旅倶楽部「こま通信」日記

これまで3500日以上世界を旅してきた小松が、より実り多い旅の実現と豊かな日常の為に主催する旅行クラブです。

瀬戸内因島下見~白滝山

2021-03-02 23:08:03 | 国内
江戸時代後期、この山頂に石像で極楽を出現させようとした柏原伝六がいた。

五百羅漢、いやそれ以上。
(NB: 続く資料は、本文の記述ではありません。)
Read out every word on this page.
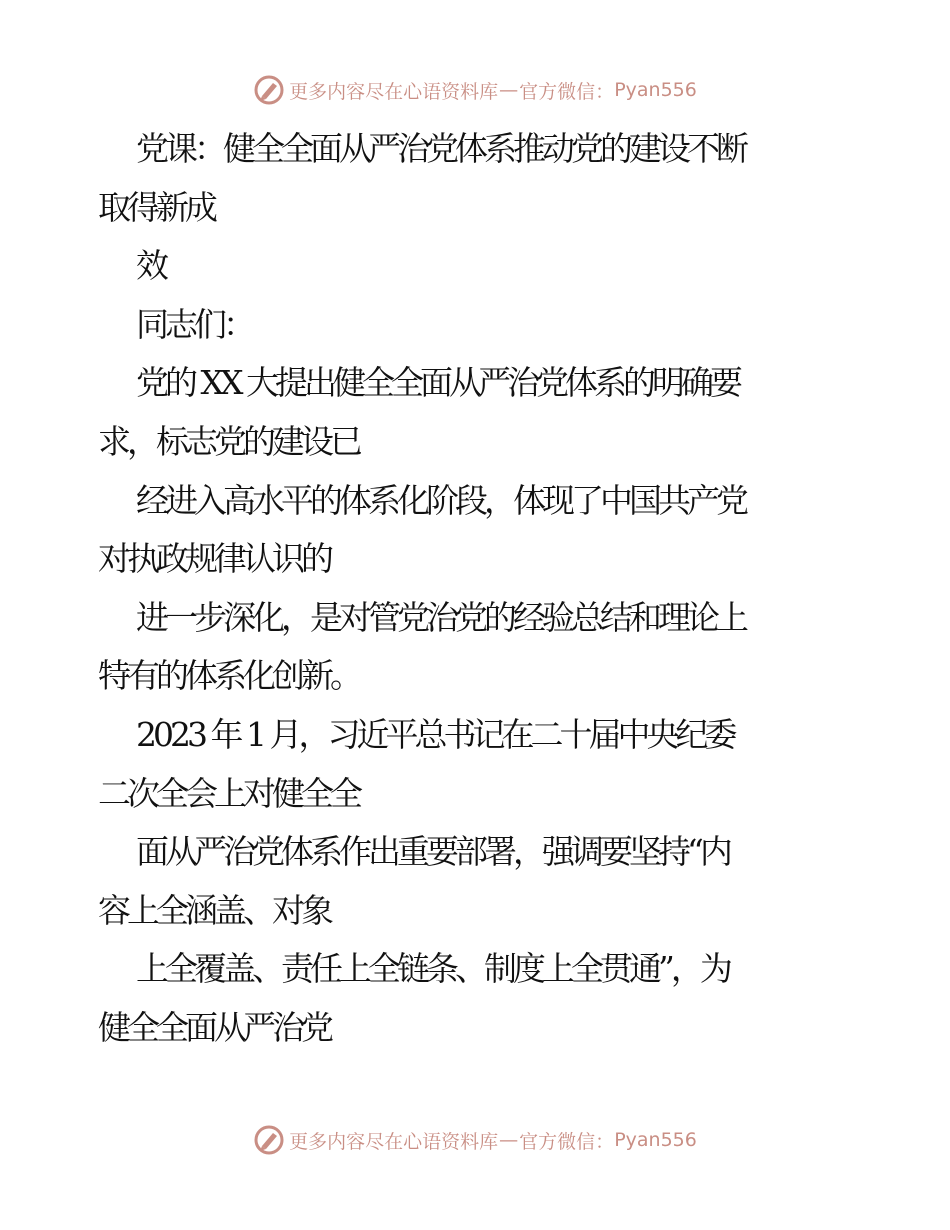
更多内容尽在心语资料库 — 官方微信： Pyan556
党课：健全全面从严治党体系推动党的建设不断
取得新成
效
同志们：
党的 XX 大提出健全全面从严治党体系的明确要
求，标志党的建设已
经进入高水平的体系化阶段，体现了中国共产党
对执政规律认识的
进一步深化，是对管党治党的经验总结和理论上
特有的体系化创新。
2023 年 1 月，习近平总书记在二十届中央纪委
二次全会上对健全全
面从严治党体系作出重要部署，强调要坚持“内
容上全涵盖、对象
上全覆盖、责任上全链条、制度上全贯通”，为
健全全面从严治党
更多内容尽在心语资料库 — 官方微信： Pyan556
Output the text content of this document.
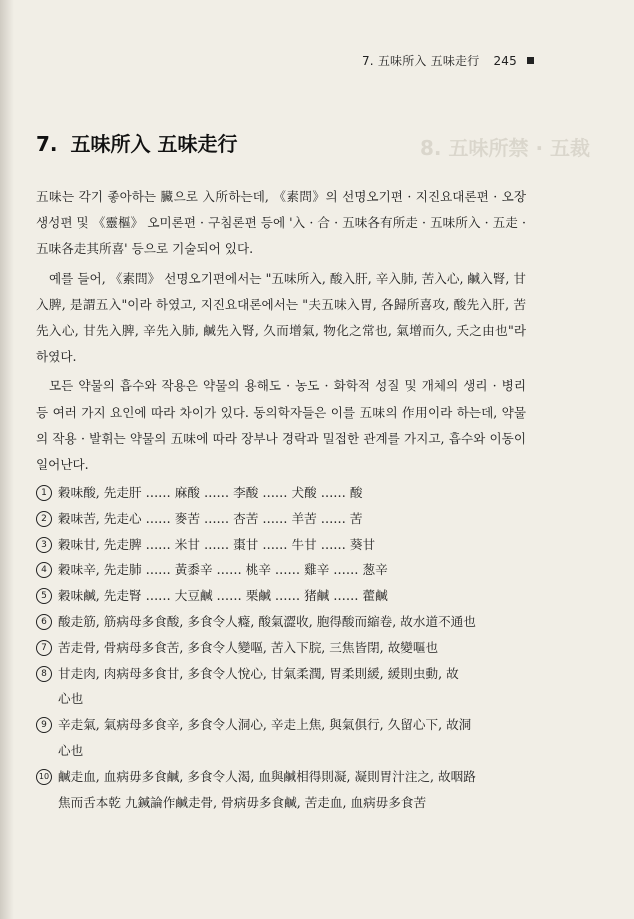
8. 五味所禁 · 五裁
7. 五味所入 五味走行 245
7. 五味所入 五味走行

五味는 각기 좋아하는 臟으로 入所하는데, 《素問》의 선명오기편 · 지진요대론편 · 오장생성편 및 《靈樞》 오미론편 · 구침론편 등에 '入 · 合 · 五味各有所走 · 五味所入 · 五走 · 五味各走其所喜' 등으로 기술되어 있다.

예를 들어, 《素問》 선명오기편에서는 "五味所入, 酸入肝, 辛入肺, 苦入心, 鹹入腎, 甘入脾, 是謂五入"이라 하였고, 지진요대론에서는 "夫五味入胃, 各歸所喜攻, 酸先入肝, 苦先入心, 甘先入脾, 辛先入肺, 鹹先入腎, 久而增氣, 物化之常也, 氣增而久, 夭之由也"라 하였다.

모든 약물의 흡수와 작용은 약물의 용해도 · 농도 · 화학적 성질 및 개체의 생리 · 병리 등 여러 가지 요인에 따라 차이가 있다. 동의학자들은 이를 五味의 作用이라 하는데, 약물의 작용 · 발휘는 약물의 五味에 따라 장부나 경락과 밀접한 관계를 가지고, 흡수와 이동이 일어난다.

1 穀味酸, 先走肝 …… 麻酸 …… 李酸 …… 犬酸 …… 酸
2 穀味苦, 先走心 …… 麥苦 …… 杏苦 …… 羊苦 …… 苦
3 穀味甘, 先走脾 …… 米甘 …… 棗甘 …… 牛甘 …… 葵甘
4 穀味辛, 先走肺 …… 黃黍辛 …… 桃辛 …… 雞辛 …… 葱辛
5 穀味鹹, 先走腎 …… 大豆鹹 …… 栗鹹 …… 猪鹹 …… 藿鹹
6 酸走筋, 筋病母多食酸, 多食令人癃, 酸氣澀收, 胞得酸而縮卷, 故水道不通也
7 苦走骨, 骨病母多食苦, 多食令人變嘔, 苦入下脘, 三焦皆閉, 故變嘔也
8 甘走肉, 肉病母多食甘, 多食令人悅心, 甘氣柔潤, 胃柔則緩, 緩則虫動, 故
心也
9 辛走氣, 氣病母多食辛, 多食令人洞心, 辛走上焦, 與氣俱行, 久留心下, 故洞
心也
10 鹹走血, 血病毋多食鹹, 多食令人渴, 血與鹹相得則凝, 凝則胃汁注之, 故咽路
焦而舌本乾 九鍼論作鹹走骨, 骨病毋多食鹹, 苦走血, 血病毋多食苦
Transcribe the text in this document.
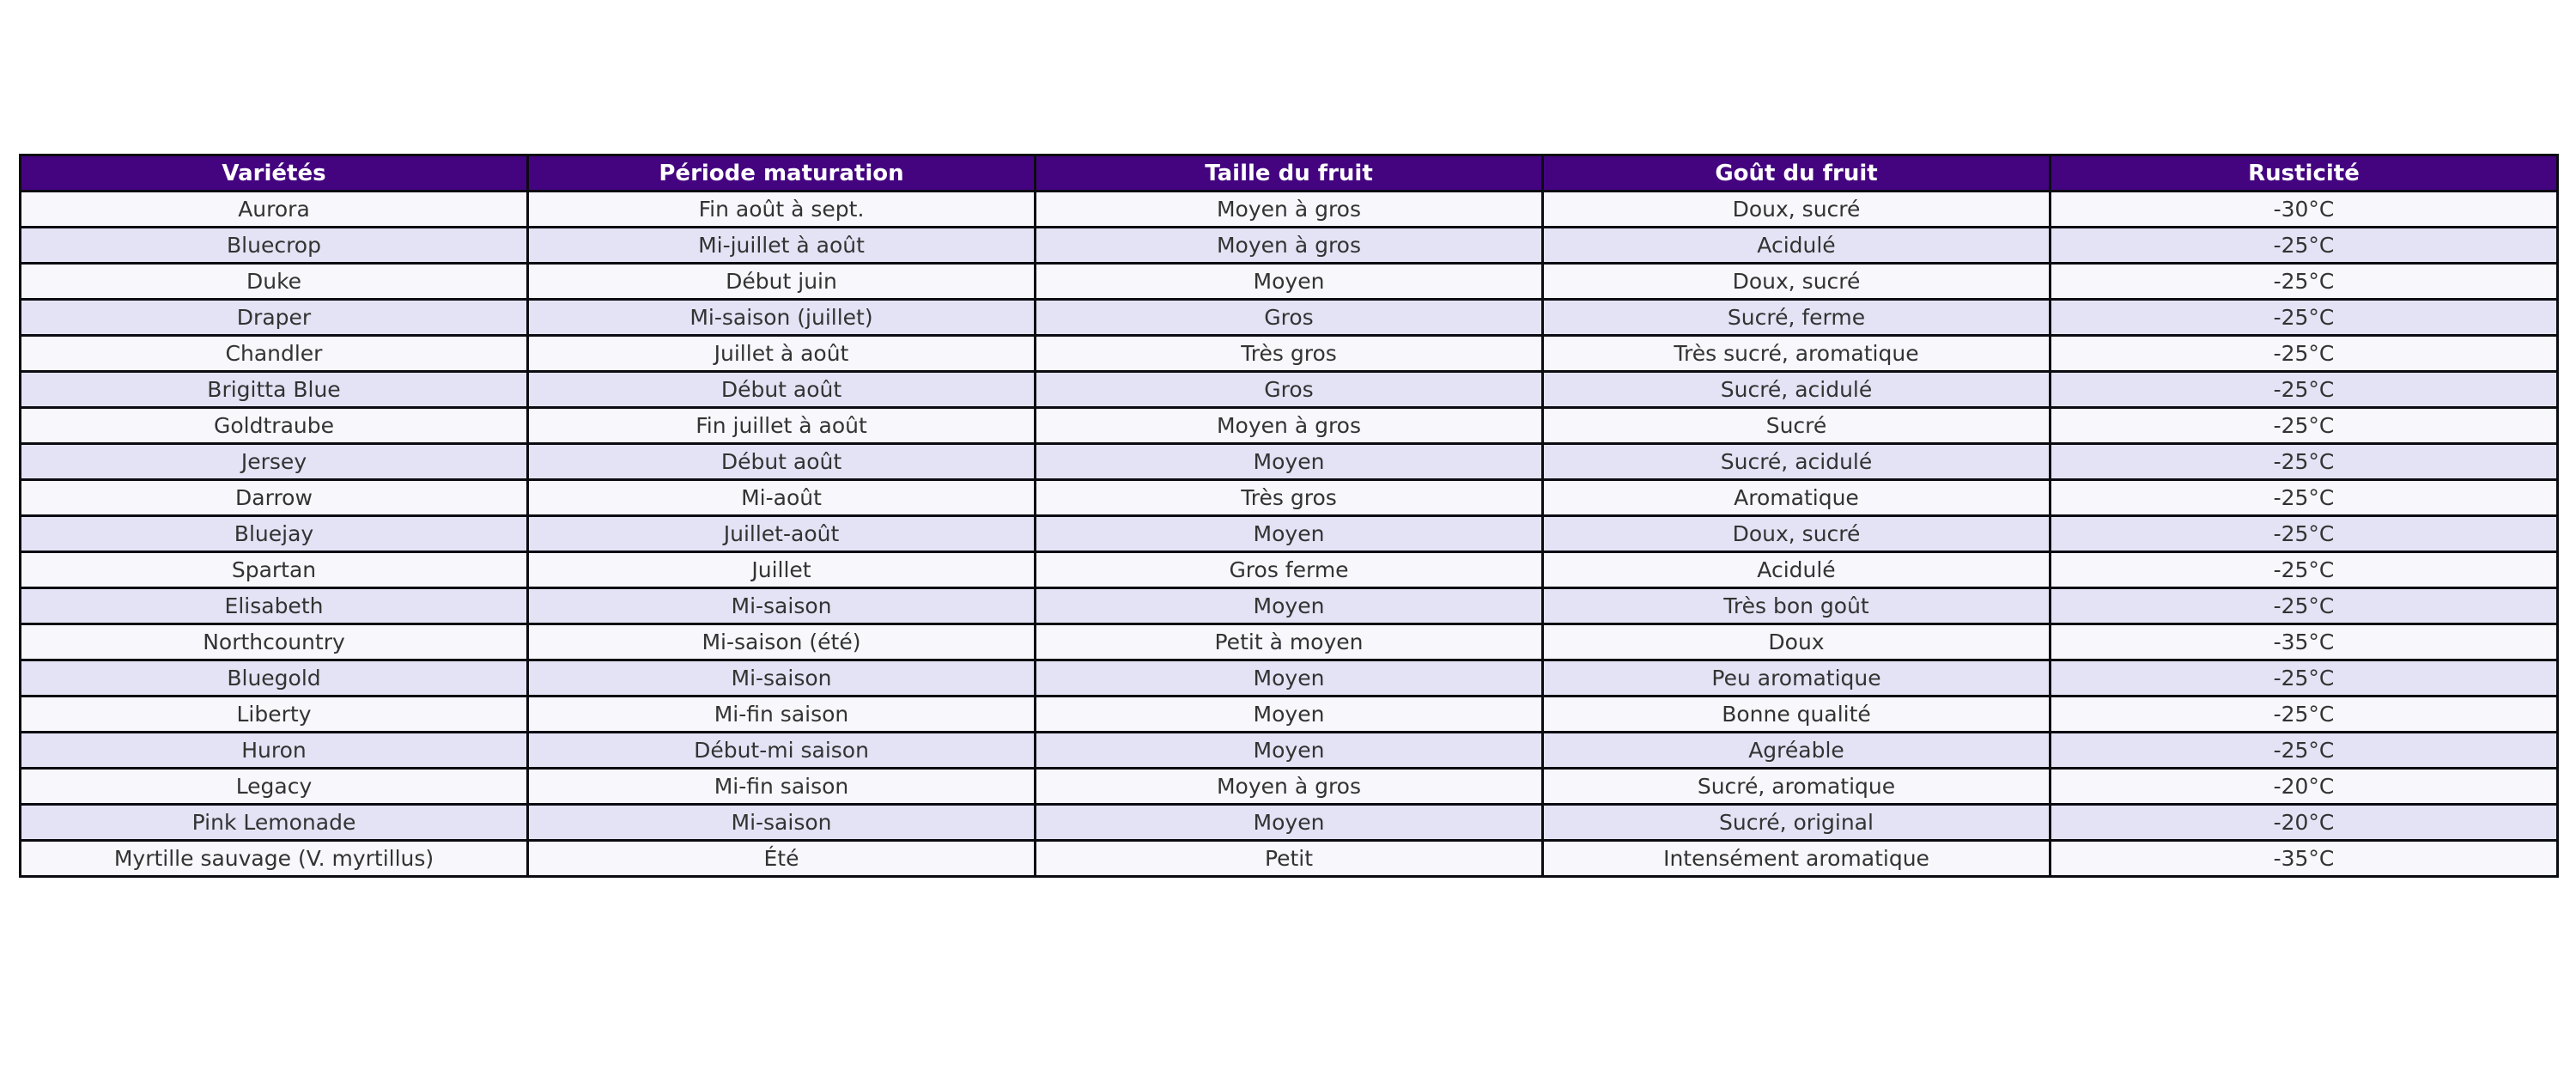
Variétés	Période maturation	Taille du fruit	Goût du fruit	Rusticité
Aurora	Fin août à sept.	Moyen à gros	Doux, sucré	-30°C
Bluecrop	Mi-juillet à août	Moyen à gros	Acidulé	-25°C
Duke	Début juin	Moyen	Doux, sucré	-25°C
Draper	Mi-saison (juillet)	Gros	Sucré, ferme	-25°C
Chandler	Juillet à août	Très gros	Très sucré, aromatique	-25°C
Brigitta Blue	Début août	Gros	Sucré, acidulé	-25°C
Goldtraube	Fin juillet à août	Moyen à gros	Sucré	-25°C
Jersey	Début août	Moyen	Sucré, acidulé	-25°C
Darrow	Mi-août	Très gros	Aromatique	-25°C
Bluejay	Juillet-août	Moyen	Doux, sucré	-25°C
Spartan	Juillet	Gros ferme	Acidulé	-25°C
Elisabeth	Mi-saison	Moyen	Très bon goût	-25°C
Northcountry	Mi-saison (été)	Petit à moyen	Doux	-35°C
Bluegold	Mi-saison	Moyen	Peu aromatique	-25°C
Liberty	Mi-fin saison	Moyen	Bonne qualité	-25°C
Huron	Début-mi saison	Moyen	Agréable	-25°C
Legacy	Mi-fin saison	Moyen à gros	Sucré, aromatique	-20°C
Pink Lemonade	Mi-saison	Moyen	Sucré, original	-20°C
Myrtille sauvage (V. myrtillus)	Été	Petit	Intensément aromatique	-35°C
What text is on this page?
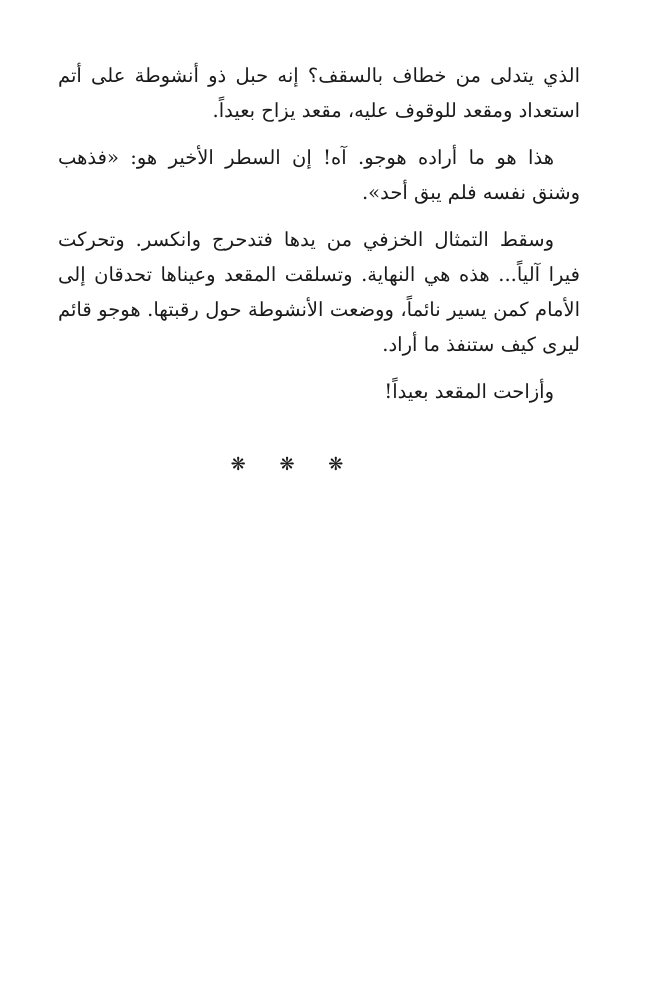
الذي يتدلى من خطاف بالسقف؟ إنه حبل ذو أنشوطة على أتم استعداد ومقعد للوقوف عليه، مقعد يزاح بعيداً.

هذا هو ما أراده هوجو. آه! إن السطر الأخير هو: «فذهب وشنق نفسه فلم يبق أحد».

وسقط التمثال الخزفي من يدها فتدحرج وانكسر. وتحركت فيرا آلياً... هذه هي النهاية. وتسلقت المقعد وعيناها تحدقان إلى الأمام كمن يسير نائماً، ووضعت الأنشوطة حول رقبتها. هوجو قائم ليرى كيف ستنفذ ما أراد.

وأزاحت المقعد بعيداً!

❋ ❋ ❋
七百体近い石像群がひろがっている。



釈迦三尊像をのせた基壇は、インカの石垣を思わせる複雑な石組みにおどろかされる。
地震の多い日本で、二百年も崩れない基壇を残せている技術。

江戸後期の1827年(文政十年)、柏原伝六は自らを観音の生まれ変わりと悟るに至り、彼を信仰する者たちと共に白滝山に集まった。

信徒は兵庫や鳥取にまで広がり、一万人を超えたとされてる。
※柏原林造氏の労作「ふるさとアルバム重井」の記述より 以下も同様
↑上の写真で釈迦三尊像よりも高い位置に後姿に坐しているのが伝六本人↓となりは妻

左の空いた場所には後継者の息子が坐すはずだったがそうはならなかった。

広島藩が「一揆をくわだてているのではないか?」と疑い、伝六を捕え、牢から出ることはできたが直後に急死してしまったから。
何があったのか、ほんとうのことはわかっていない。

伝六亡き後も石像をつくりつづけたのは↑柏原林造↑これは本人の似姿だとされている。
尾道から八人の石工を連れてきて、まずは大石に名刺代わりの作品を刻ませた↓
↓「多宝塔」と呼ばれるそれ

それぞれの石工の名前も

佛の下に刻まれている

讀みにくいけれどちゃんと誰だかわかっているのだそうだ。

「多宝塔」は、今は裏道のようになっている↑この参道をのぼってきてはじめて目に入る場所にある。
もともとここにあった花崗岩だから、この位置を基準にして道が引かれたことになる。

多宝塔の別面には不動明王↑これは吉野で観た蔵王大権現と同じく、仏教到来以前から日本にあった修験道で敬われた神像とおなじ姿をしているようにみえた。

多宝塔から境内の端の方に歩いていくと↑こんな船の舳先のような石がある↑
こちらも自然石でもとからここにあったもの

↑先端に刻まれた顏はどうも日本人的ではなく、欧米人の船の先端にあったものを真似た?
うーむわかりません。

さらに、その後ろにある佛の、向かって右上には十字架のような文様が刻まれている↑
これをもって、伝六がはじめた「一観教」なるものは、仏教・神道・道教に加えて耶蘇教(キリスト教)までもとりいれていたと解説する本があるが、これはかなり疑問。
十字架に見えるのは法具のひとつだろう。

この石の上には三体の天狗↑

↑天狗は修験道の行者とむすびつけられるから理解しやすい↑

観音堂↑現在のものは大正年間に建てられているが、瓦は昔の建物のモノも多く再利用されている。
「瓦職人さんが驚くような骨董瓦なんだそうですよ」と、堂守の峰松さん。
峰松という家は柏原伝六の信者にあって、いまでも子孫が護っている。



興味深い事々がたくさんありすぎて整理しきれていません。